Children of all ages, of course, can have bigger problems than being at loose ends and missing their friends. That all-important sense of security might be harder to achieve for families who were thrown into severe economic straits by the shutdown and have had to worry about basic needs such as food, shelter, and medical care. For such families, Jones said, the best way to support the kids is to make sure that support is available for the parents in the form of food banks, unemployment benefits, public clinics, and the like.
In some kids, the loneliness brought on by social isolation might turn into depression or other mental-health issues. The time to worry, says Elizabeth Schwarz, a child psychiatrist in New York City, is when kids display extremes in behavior, such as sleeping all the time or not at all, increased irritability, and changes in weight. One mother in Walnut Creek, California, who asked that I not use her name to protect her family’s privacy, was shocked when, the week after shelter-in-place orders went into effect in California, her 15-year-old daughter handed her a letter revealing that she was bulimic. For the teenager, the pandemic brought with it a confluence of stressful events—a disappointment in a school election, fear of losing her 104-year-old great-grandmother, a breakup with her boyfriend. Normally, her mother told me, she’d be able to channel the stress through activities and socializing. But because of the pandemic, “she had things right and left [fall] off of her calendar.” Fortunately, the family has been able to get good medical and counseling support for their daughter. And in a strange twist, the pandemic has enforced space and time for recovery.

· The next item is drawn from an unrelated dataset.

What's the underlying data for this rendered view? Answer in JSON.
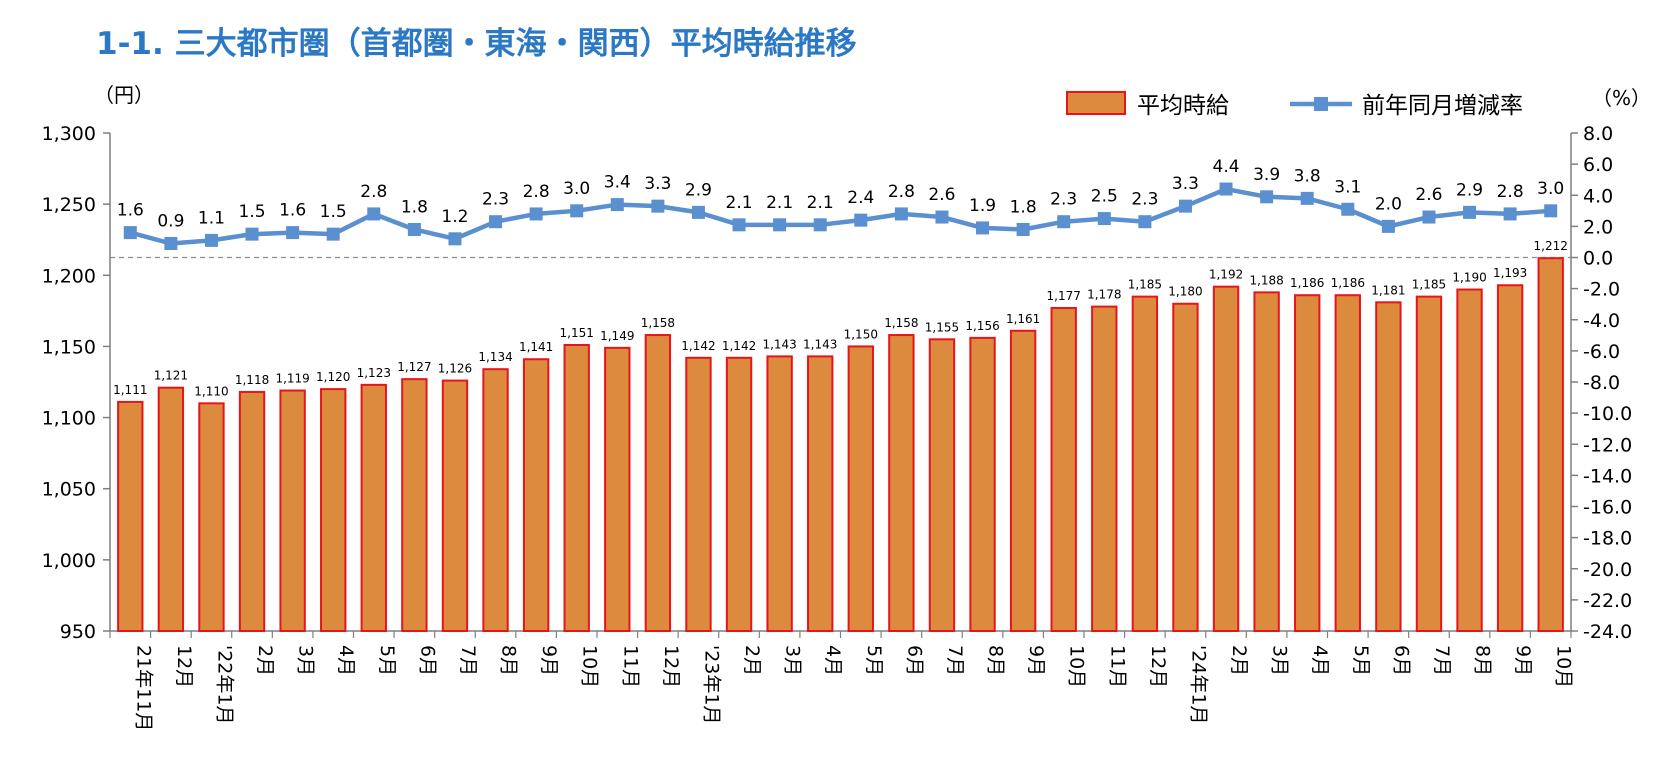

Even for parents whose kids seem to be handling things well, the transition to summer brings more uncertainty. Different families, counties, and states are living with very different rules, as well as different levels of willingness to abide by those rules. “Can we just be honest? I’m freaking out about what everyone will do,” Jones said of her own two children. The best that adults can do for children is provide some certainty within the uncertainty. Kids’ need for routine and a sense that the adults in their life can keep them safe applies to summer fun too. “Parents can say, ‘If things open up in two weeks, you’ll go to camp,’” Schwarz said. “‘If they don’t, we will get a slip-and-slide.’” Some public-health experts have also begun to suggest that two isolating families can come together, allowing children and adults to socialize with a slightly increased but still limited risk.
And everyone stuck at home—who is old enough—should continue to acknowledge that this enforced togetherness is unusual. The Acker boys, for example, have brought their college habits back to New Jersey, making mac and cheese and eggs for dinner at 1 a.m., which led their mother to set some new ground rules in the kitchen. During a tense family moment recently, the oldest son, Ian, 22, who had planned to stay in San Francisco after his college graduation in May, looked at his mother and said, “I’m not even supposed to be here.” She realized he was right. “I thought, That’s so true,” she told me. “Let’s just start with that.”